L’épée de Damoclés des dégradations de notes reste suspendue au-dessus de nombreux pays de la zone, avec notamment la sortie possible des Pays Bas du club des « AAA ». « Si les Pays-Bas ont un niveau d’endettement parmi les plus faibles de la zone euro (69 % du PIB), le pays fait face à une récession particulièrement forte, une crise immobilière et un endettement des ménages de plus en plus élevé à 225 % du PIB », expliquent Cyril Regnat et Jean-François Robin, stratégistes de Natixis.
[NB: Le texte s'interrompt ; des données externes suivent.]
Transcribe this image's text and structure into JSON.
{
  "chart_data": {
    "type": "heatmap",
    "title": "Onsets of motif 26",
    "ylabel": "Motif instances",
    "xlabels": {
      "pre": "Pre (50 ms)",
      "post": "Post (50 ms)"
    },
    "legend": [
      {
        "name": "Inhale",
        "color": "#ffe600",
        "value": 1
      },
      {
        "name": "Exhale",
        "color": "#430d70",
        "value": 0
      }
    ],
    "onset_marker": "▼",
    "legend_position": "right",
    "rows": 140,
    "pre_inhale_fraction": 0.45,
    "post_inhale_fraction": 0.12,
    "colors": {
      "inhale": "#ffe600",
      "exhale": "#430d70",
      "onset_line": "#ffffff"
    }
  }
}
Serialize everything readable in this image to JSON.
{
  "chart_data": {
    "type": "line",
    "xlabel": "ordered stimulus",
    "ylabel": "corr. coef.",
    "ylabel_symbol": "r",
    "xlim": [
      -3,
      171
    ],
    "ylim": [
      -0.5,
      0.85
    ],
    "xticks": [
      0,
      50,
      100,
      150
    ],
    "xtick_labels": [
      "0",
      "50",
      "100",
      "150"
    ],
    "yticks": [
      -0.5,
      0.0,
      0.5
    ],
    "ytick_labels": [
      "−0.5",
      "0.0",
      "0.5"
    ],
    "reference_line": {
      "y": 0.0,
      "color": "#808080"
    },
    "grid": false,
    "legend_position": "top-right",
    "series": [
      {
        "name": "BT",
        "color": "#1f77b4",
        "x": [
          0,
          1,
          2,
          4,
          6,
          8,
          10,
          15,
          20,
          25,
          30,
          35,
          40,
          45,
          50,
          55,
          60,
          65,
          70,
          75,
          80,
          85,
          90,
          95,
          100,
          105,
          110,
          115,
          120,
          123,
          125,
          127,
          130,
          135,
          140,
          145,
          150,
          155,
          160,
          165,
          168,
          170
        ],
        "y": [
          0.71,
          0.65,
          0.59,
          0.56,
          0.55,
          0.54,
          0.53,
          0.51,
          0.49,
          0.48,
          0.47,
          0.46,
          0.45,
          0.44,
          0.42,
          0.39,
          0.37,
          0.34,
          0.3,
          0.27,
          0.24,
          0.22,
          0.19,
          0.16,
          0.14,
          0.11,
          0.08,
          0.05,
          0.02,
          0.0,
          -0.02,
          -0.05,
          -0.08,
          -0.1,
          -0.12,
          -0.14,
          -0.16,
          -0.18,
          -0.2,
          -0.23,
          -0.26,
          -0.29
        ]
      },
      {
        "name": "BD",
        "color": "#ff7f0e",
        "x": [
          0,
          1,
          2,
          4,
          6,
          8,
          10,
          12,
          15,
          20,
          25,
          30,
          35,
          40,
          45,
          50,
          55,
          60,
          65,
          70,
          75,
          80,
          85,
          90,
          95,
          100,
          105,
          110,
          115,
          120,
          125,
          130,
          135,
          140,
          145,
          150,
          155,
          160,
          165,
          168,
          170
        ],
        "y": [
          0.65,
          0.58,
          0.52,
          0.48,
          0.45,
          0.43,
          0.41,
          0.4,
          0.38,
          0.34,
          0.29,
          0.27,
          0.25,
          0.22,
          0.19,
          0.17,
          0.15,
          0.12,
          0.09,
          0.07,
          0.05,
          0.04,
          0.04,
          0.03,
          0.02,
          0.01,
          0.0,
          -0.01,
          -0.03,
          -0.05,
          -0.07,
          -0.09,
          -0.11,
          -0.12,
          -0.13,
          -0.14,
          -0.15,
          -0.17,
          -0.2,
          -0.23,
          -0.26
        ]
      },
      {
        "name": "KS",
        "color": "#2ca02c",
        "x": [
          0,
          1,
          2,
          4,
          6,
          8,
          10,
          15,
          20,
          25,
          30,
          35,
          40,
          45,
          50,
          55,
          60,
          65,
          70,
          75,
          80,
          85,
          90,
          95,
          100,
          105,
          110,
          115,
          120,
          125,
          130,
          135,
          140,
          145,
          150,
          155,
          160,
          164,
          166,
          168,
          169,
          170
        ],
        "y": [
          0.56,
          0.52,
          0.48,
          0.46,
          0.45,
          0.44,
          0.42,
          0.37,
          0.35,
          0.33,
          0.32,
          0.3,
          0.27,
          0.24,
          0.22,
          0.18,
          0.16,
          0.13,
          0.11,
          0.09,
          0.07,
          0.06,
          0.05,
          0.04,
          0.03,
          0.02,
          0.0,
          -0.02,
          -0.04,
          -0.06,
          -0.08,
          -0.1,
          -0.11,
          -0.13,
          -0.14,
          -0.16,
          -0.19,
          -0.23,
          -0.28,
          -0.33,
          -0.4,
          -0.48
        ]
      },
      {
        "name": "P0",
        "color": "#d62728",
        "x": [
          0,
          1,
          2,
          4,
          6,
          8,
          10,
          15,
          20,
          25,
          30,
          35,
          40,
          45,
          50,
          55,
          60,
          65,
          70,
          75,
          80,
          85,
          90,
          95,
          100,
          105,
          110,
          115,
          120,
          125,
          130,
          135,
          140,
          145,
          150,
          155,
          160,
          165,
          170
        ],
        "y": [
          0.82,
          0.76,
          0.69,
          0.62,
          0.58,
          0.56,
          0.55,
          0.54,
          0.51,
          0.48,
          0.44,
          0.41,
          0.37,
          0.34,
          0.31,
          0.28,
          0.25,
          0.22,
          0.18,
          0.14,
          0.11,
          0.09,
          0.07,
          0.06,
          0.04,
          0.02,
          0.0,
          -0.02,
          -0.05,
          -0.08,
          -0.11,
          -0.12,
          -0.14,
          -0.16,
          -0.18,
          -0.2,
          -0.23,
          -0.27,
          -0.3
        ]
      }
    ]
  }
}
Les taux d’intérêt des pays du cœur ne devraient pas souffrir outre mesure de nouvelles dégradations, comme le montre l’exemple de l’OAT qui traite à 2 % en dépit de la perte du triple A de Standard & Poor’s et de Moody’s. « L’appétit pour le risque sera fort en début d’année, les investisseurs cherchant désespérément du rendement et de la valeur, avance Vincent Chaigneau, responsable de la stratégie fixed income de Société Générale CIB. Le renversement du mouvement de fuite vers la qualité poussera alors les rendements Bunds à la hausse. Nous craignons un retour du stress financier au printemps, le marché testant la volonté officielle de réformer et mutualiser les risques. » Pour Patrick Jacq et Ioannis Sokos, stratégistes taux chez BNP Paribas CIB, « les incertitudes au sujet de la demande d’assistance financière de l’Espagne et de la situation politique de l’Italie joueront en faveur d’un mouvement vers la qualité en début d’année. La situation de ces deux pays se normalisera progressivement dans le courant de 2013, tandis que l’amélioration de la situation économique devrait pousser légèrement à la hausse les rendements 'core'. Les écarts de taux ('spreads') se resserreront. » Pour les analystes de BNP Paribas, le rendement du Bund 10 ans pourrait aller vers 1,20 % au premier trimestre avant de rebondir vers 1,75 % en fin d’année.

2013 sera aussi l’année du retour sur le marché primaire de deux émetteurs exclus de la première heure du marché de la dette souveraine, le Portugal et l’Irlande. Un vrai test, car en cas de réussite, la zone euro aura réalisé un pas de plus vers la sortie de crise.